How ado matches shared data¶
Entities¶
Each Entity has a unique identifier derived from its constitutive property values. For example, an Entity with properties X=4 and Y=10 gets the id X.4-Y.10. ado uses these identifiers to look up Entities in the Sample Store, regardless of which Discovery Space originally recorded them.
Measurements¶
Each Experiment also has a unique identifier (its name plus any explicitly set optional inputs). When an Entity is retrieved from the Sample Store, it carries the results of all Experiments that have been applied to it. ado checks whether any of those result identifiers match an Experiment in the current Measurement Space — if so, the result can be reused.
Data retrieval modes¶
When retrieving data from a Discovery Space (e.g. via ado show entities), there are two modes that control whether shared data is included:
| Mode | What is returned |
|---|---|
| measured | Only Entities and measurements recorded by operations run directly on this Discovery Space. Compatible data from other spaces is excluded. |
| matching | All Entities and measurements in the Sample Store that are compatible with this Discovery Space, regardless of which space produced them. |
Use measured when you want to see only the results your operations have produced. Use matching when you want the full picture including any compatible data from other spaces.
Memoization¶
Important
Each explore operator should provide a way to turn memoization on and off. Check the operator documentation.
Memoization is the name for data reuse that happens automatically during an explore operation. It's recommended you also check the documentation on operations and explore operators.

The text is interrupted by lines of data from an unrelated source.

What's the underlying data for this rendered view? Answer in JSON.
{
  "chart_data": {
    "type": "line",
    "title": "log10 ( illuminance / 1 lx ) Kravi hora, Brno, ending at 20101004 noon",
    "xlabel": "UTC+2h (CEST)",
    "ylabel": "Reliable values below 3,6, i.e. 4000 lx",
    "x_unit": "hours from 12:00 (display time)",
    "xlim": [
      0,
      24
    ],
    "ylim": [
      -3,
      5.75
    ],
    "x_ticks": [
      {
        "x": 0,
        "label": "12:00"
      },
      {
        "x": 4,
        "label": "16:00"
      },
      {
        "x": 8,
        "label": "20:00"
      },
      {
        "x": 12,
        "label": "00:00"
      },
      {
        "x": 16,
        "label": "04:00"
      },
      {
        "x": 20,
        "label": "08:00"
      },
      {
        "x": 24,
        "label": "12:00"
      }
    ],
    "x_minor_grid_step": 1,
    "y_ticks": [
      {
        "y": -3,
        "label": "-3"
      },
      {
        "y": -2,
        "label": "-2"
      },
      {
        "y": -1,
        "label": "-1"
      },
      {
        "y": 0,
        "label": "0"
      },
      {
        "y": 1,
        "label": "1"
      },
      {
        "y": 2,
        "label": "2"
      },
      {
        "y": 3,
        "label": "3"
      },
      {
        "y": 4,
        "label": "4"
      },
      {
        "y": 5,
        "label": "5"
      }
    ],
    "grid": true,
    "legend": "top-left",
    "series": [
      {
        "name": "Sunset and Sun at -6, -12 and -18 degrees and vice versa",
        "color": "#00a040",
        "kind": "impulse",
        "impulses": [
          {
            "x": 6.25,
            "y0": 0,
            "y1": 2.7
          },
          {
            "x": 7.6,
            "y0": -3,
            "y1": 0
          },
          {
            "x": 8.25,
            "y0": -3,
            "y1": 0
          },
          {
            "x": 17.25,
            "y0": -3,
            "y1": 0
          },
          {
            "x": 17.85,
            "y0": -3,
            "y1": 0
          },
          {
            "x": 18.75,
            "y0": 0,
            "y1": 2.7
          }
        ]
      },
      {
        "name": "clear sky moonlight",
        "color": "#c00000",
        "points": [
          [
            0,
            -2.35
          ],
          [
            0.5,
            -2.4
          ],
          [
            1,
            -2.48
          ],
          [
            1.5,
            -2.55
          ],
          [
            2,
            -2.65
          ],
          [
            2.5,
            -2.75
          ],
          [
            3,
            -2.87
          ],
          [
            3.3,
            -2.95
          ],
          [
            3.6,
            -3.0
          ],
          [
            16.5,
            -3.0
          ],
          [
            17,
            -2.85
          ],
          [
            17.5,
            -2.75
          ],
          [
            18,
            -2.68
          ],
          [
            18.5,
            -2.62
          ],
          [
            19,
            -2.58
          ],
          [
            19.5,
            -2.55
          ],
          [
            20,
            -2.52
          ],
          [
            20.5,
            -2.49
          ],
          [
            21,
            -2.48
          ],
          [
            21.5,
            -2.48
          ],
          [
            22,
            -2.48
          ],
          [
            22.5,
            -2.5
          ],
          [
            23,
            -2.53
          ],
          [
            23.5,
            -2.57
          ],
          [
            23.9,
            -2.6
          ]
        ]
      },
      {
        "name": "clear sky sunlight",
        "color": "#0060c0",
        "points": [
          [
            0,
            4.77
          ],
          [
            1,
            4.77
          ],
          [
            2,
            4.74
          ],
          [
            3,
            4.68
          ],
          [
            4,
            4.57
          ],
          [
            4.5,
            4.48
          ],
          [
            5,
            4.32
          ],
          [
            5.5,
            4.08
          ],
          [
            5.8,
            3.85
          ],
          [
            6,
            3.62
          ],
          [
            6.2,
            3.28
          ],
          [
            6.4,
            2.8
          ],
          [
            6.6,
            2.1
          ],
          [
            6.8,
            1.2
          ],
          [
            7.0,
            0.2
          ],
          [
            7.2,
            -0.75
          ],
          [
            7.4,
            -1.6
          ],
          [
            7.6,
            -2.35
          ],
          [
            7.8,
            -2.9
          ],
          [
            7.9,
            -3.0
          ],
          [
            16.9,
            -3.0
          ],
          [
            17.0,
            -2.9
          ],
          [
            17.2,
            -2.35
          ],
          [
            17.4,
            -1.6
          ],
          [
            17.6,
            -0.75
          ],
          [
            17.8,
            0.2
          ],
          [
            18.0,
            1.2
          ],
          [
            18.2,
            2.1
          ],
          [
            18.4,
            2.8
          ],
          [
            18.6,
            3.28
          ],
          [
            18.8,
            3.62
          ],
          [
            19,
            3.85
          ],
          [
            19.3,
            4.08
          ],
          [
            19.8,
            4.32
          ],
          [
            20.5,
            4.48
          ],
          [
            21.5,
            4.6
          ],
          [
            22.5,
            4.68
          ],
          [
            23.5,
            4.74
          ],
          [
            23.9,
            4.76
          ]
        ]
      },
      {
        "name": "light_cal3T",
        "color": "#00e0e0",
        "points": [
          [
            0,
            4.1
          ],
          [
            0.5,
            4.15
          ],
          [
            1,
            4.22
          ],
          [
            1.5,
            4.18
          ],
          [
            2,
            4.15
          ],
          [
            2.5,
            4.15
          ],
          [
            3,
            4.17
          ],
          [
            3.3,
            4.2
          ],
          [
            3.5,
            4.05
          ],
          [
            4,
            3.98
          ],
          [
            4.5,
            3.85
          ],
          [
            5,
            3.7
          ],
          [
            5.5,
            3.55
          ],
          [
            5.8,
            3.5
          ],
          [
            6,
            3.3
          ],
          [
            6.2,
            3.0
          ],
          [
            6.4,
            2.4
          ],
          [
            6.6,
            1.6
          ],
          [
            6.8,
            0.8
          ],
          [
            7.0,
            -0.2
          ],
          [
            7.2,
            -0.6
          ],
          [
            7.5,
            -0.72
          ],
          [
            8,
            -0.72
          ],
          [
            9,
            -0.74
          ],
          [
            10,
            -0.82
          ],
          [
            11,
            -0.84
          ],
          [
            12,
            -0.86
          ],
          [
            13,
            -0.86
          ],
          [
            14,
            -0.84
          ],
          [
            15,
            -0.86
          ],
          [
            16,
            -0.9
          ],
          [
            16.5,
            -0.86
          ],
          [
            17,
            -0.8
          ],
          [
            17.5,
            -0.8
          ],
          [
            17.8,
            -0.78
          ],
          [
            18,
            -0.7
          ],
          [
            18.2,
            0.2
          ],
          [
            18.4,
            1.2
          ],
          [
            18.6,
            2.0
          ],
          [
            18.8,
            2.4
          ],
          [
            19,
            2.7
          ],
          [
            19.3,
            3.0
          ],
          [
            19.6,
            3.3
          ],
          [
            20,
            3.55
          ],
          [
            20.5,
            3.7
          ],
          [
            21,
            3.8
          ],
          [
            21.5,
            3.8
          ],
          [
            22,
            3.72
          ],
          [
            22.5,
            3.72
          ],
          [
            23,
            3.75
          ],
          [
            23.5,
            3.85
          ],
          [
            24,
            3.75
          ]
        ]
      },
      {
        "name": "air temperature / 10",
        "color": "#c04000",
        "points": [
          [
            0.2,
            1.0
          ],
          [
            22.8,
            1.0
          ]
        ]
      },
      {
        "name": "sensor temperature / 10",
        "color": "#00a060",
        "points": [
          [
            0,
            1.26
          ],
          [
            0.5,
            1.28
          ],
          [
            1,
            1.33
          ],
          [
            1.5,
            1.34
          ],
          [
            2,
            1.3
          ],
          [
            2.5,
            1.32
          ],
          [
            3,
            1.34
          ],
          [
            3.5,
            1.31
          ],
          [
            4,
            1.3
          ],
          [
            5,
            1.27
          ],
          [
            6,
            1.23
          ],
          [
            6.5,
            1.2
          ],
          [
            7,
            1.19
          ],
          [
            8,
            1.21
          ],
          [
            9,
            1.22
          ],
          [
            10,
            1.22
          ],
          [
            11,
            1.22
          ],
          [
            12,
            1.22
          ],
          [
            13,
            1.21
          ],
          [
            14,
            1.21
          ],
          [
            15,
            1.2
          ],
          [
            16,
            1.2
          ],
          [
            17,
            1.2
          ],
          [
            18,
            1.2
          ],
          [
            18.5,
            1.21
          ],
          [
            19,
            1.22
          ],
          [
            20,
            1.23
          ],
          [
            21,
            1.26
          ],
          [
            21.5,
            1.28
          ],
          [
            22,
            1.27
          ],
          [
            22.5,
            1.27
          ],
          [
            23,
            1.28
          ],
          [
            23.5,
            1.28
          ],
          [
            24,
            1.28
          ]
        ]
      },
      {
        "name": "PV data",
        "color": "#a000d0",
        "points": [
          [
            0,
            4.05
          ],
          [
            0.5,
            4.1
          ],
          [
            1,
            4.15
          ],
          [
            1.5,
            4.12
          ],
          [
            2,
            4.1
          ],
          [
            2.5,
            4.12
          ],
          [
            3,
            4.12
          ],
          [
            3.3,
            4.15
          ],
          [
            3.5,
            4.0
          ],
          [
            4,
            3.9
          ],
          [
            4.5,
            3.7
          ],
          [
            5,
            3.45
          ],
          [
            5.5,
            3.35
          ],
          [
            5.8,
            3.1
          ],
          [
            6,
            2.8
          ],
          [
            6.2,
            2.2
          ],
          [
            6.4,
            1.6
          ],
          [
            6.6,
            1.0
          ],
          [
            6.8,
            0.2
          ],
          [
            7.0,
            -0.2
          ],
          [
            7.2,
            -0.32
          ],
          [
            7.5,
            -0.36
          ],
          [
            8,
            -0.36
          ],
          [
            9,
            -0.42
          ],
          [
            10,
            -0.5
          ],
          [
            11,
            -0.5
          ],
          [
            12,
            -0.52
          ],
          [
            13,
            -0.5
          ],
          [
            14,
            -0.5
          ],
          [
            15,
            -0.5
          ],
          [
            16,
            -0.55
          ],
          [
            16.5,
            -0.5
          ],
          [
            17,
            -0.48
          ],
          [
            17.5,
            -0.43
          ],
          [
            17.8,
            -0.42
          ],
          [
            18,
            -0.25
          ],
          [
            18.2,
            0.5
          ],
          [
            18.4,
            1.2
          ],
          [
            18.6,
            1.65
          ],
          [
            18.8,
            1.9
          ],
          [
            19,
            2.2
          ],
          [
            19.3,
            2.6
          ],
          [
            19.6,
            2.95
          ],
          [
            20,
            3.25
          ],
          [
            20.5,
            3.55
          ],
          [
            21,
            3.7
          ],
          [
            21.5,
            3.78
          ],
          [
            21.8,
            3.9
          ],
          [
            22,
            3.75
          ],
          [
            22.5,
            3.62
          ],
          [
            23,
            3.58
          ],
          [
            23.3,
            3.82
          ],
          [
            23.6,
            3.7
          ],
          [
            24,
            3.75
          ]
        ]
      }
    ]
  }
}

When an operation samples an Entity it proceeds as follows:
- The Entity is sampled from the Entity Space
- The Entity's record is retrieved from the Sample Store if present (via its unique identifier)
- If memoization is on
- for each Experiment in the Measurement Space,
adochecks if a result for it already exists (via the Experiment's unique identifier)- if it does, the result is reused. If there is more than one result, they are all reused
- for each Experiment in the Measurement Space,
- If memoization is off
- existing results are ignored. Each Experiment in the Measurement Space is applied again to the Entity. The new results are added to any existing.